Of course, MacDonald cannot be accused of being a superficial writer! Consider these penetrating philosophical musings:

"I own some Sears electric clippers with plastic gadgets of various shapes which fit on the clippers to keep you from accidentally peeling your hair off down to the sukull. I find that long hair is a damned nuisance on boats, on the beach, and in the water. So when it gets long enough to start to make me aware of it, I clipper it off, doing the sides in the mirror and the back by feel. The sun bleaches my hair and burns it and dries it out. And the salt water makes it feel stiff and look like some kind of Dynel. Were I going to keep it long, I would have to take care of it. That would mean tonics and lotions and special shampoos. That would mean brushing it and combing it a lot more than I do and somehow fastening it out of the way in a stiff breeze." [pp. 123-124]

But perhaps Travis, our hero, is at his most debonair when he's beating the snot out of recalicrant women:

"I smiled at her, pulling her a half-step closer and said, 'If you get loud and say nasty things, dear, if you get on my nerves, I can hold you like this, and I can take this free hand and make a big fist like this, and I can give you one little pop right here that will give you a nose three inches wide and a quarter inch high.'
'Please,' she said in a rusty little voice.
'You can get a job as a clown.

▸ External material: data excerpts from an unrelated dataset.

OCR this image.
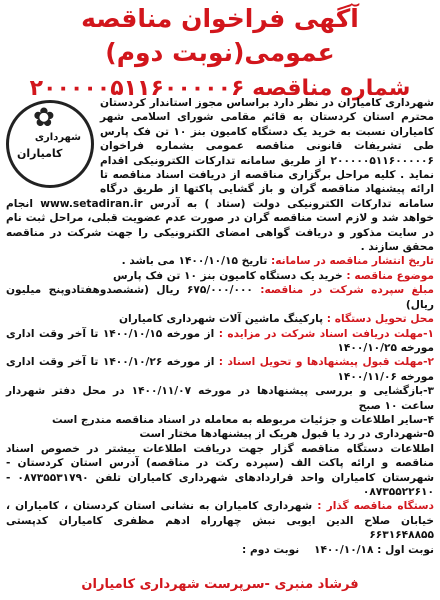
آگهی فراخوان مناقصه عمومی(نوبت دوم)
شماره مناقصه ۲۰۰۰۰۰۵۱۱۶۰۰۰۰۰۶
✿
شهرداری
کامیاران

شهرداری کامیاران در نظر دارد براساس مجوز استاندار کردستان محترم استان کردستان به قائم مقامی شورای اسلامی شهر کامیاران نسبت به خرید یک دستگاه کامیون بنز ۱۰ تن فک پارس طی تشریفات قانونی مناقصه عمومی بشماره فراخوان ۲۰۰۰۰۰۵۱۱۶۰۰۰۰۰۶ از طریق سامانه تدارکات الکترونیکی اقدام نماید . کلیه مراحل برگزاری مناقصه از دریافت اسناد مناقصه تا ارائه پیشنهاد مناقصه گران و باز گشایی پاکتها از طریق درگاه سامانه تدارکات الکترونیکی دولت (ستاد ) به آدرس www.setadiran.ir انجام خواهد شد و لازم است مناقصه گران در صورت عدم عضویت قبلی، مراحل ثبت نام در سایت مذکور و دریافت گواهی امضای الکترونیکی را جهت شرکت در مناقصه محقق سازند .

تاریخ انتشار مناقصه در سامانه: تاریخ ۱۴۰۰/۱۰/۱۵ می باشد .
موضوع مناقصه : خرید یک دستگاه کامیون بنز ۱۰ تن فک پارس
مبلغ سپرده شرکت در مناقصه: ۶۷۵/۰۰۰/۰۰۰ ریال (ششصدوهفتادوپنج میلیون ریال)
محل تحویل دستگاه : پارکینگ ماشین آلات شهرداری کامیاران
۱-مهلت دریافت اسناد شرکت در مزایده : از مورخه ۱۴۰۰/۱۰/۱۵ تا آخر وقت اداری مورخه ۱۴۰۰/۱۰/۲۵
۲-مهلت قبول پیشنهادها و تحویل اسناد : از مورخه ۱۴۰۰/۱۰/۲۶ تا آخر وقت اداری مورخه ۱۴۰۰/۱۱/۰۶
۳-بازگشایی و بررسی پیشنهادها در مورخه ۱۴۰۰/۱۱/۰۷ در محل دفتر شهردار ساعت ۱۰ صبح
۴-سایر اطلاعات و جزئیات مربوطه به معامله در اسناد مناقصه مندرج است
۵-شهرداری در رد یا قبول هریک از پیشنهادها مختار است
اطلاعات دستگاه مناقصه گزار جهت دریافت اطلاعات بیشتر در خصوص اسناد مناقصه و ارائه پاکت الف (سپرده رکت در مناقصه) آدرس استان کردستان - شهرستان کامیاران واحد قراردادهای شهرداری کامیاران تلفن ۰۸۷۳۵۵۳۱۷۹۰ - ۰۸۷۳۵۵۲۲۶۱۰
دستگاه مناقصه گذار : شهرداری کامیاران به نشانی استان کردستان ، کامیاران ، خیابان صلاح الدین ایوبی نبش چهارراه ادهم مظفری کامیاران کدپستی ۶۶۳۱۶۴۸۸۵۵
نوبت اول : ۱۴۰۰/۱۰/۱۸    نوبت دوم :
فرشاد منبری -سرپرست شهرداری کامیاران
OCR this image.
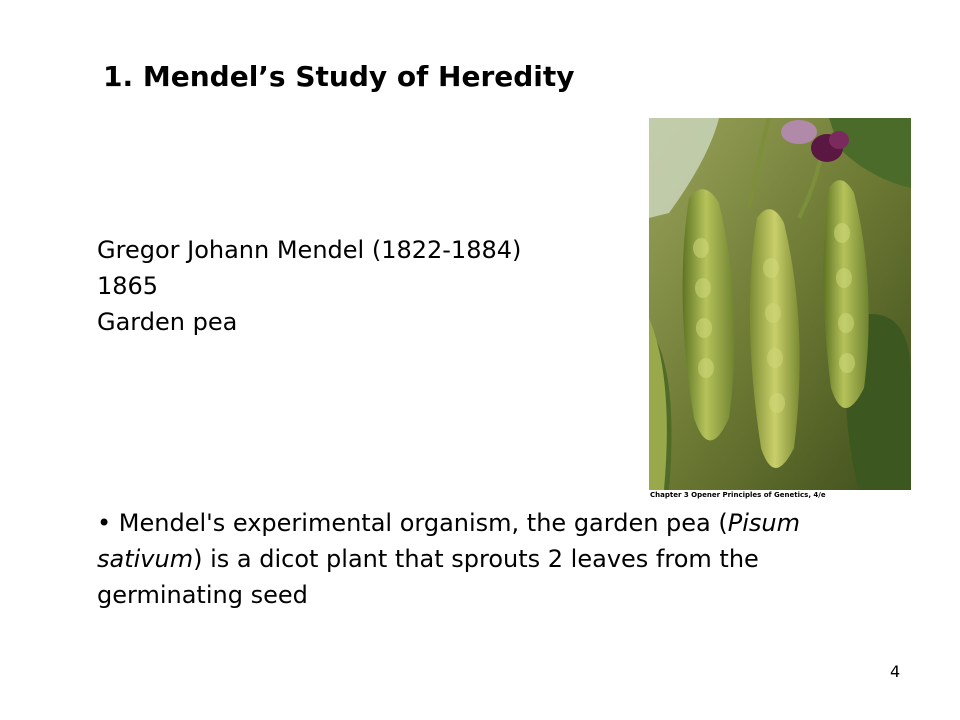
1. Mendel’s Study of Heredity
Gregor Johann Mendel (1822-1884)
1865
Garden pea
Chapter 3 Opener Principles of Genetics, 4/e
• Mendel's experimental organism, the garden pea (Pisum sativum) is a dicot plant that sprouts 2 leaves from the germinating seed
4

Or you can see if you can find a surgeon willing to try to rebuild it.'" [p. 136]

In sum, if you're in the mood for sappy, incoherent, misogynistic, and, well, all-around cruddy fiction, you can't go wrong with the peerless Travis McGee!

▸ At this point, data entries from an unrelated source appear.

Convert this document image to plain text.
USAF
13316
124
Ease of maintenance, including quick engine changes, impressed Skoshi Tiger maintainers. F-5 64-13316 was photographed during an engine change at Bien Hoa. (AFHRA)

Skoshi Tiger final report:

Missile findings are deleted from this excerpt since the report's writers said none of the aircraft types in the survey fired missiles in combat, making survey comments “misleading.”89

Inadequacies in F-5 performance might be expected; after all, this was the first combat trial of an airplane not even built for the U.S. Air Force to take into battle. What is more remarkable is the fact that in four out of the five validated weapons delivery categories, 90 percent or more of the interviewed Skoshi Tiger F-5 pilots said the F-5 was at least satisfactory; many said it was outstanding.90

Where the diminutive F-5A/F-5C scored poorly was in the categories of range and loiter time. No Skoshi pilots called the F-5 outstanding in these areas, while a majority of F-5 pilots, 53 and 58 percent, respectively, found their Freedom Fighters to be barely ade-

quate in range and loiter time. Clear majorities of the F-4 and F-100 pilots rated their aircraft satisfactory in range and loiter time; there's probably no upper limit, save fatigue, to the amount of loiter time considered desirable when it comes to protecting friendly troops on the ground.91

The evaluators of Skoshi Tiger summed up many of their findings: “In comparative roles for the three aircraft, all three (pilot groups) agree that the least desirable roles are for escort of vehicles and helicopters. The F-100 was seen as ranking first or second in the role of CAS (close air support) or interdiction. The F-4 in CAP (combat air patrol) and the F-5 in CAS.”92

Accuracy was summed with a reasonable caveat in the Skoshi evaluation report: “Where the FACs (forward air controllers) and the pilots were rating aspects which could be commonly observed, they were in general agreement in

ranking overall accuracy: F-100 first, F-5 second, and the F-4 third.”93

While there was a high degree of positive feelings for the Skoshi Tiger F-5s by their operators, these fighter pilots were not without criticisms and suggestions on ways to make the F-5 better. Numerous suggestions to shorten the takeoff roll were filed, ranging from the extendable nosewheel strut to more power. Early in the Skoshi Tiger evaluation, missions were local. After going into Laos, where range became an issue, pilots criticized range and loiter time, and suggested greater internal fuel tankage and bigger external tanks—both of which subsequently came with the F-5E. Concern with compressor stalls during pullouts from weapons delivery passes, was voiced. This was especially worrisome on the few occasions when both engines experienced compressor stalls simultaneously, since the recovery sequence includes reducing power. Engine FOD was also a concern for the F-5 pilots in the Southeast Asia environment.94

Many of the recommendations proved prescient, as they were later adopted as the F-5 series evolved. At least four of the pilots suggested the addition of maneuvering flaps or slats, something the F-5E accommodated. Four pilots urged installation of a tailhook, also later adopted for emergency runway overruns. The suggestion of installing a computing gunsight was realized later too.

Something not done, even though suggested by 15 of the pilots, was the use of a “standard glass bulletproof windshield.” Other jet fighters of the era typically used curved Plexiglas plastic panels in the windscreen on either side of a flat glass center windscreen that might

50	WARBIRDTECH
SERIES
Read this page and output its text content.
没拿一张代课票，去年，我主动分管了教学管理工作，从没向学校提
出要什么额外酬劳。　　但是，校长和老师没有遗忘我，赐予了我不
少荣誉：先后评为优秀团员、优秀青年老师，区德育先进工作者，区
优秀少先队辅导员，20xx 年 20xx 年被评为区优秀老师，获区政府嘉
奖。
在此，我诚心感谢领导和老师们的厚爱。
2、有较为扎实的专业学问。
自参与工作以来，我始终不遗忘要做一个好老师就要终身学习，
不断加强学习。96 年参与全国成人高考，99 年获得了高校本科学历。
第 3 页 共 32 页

(The author, John MacDonald, died in 1986, and therefore -- it tickles me to announce -- will not be inflicting any more of these books on us! God be praised!)


I just can't stop reading these things
rating: 4

Another Travis McGee book. This one seemed to take forever to get going, to set up the problem, and then as soon as you understood the problem, MacDonald popped you a good one, and the rest of the book was a catch-up from that moment. But that's the simple "mystery" of this McGee novel, and as such is never that special. The attraction of McGee, at least in these later books, are MacDonald's comments within them on the human condition, both specifically with regard to the Quixotish nature of McGee, as well as a general feeling of malaise which centers around money and violence. The McGee novels are as much about philosophy--ethics, particularly--as they are about mystery. Or maybe the point is that the philosophy is the mystery, and as we get to know McGee better, we understand more about his philosophy. I seem to remember the Spenser novels of Robert Parker to be similar to this as well. Are there other mystery series in which the character growth is as important, if not more so, than the particular story of the time?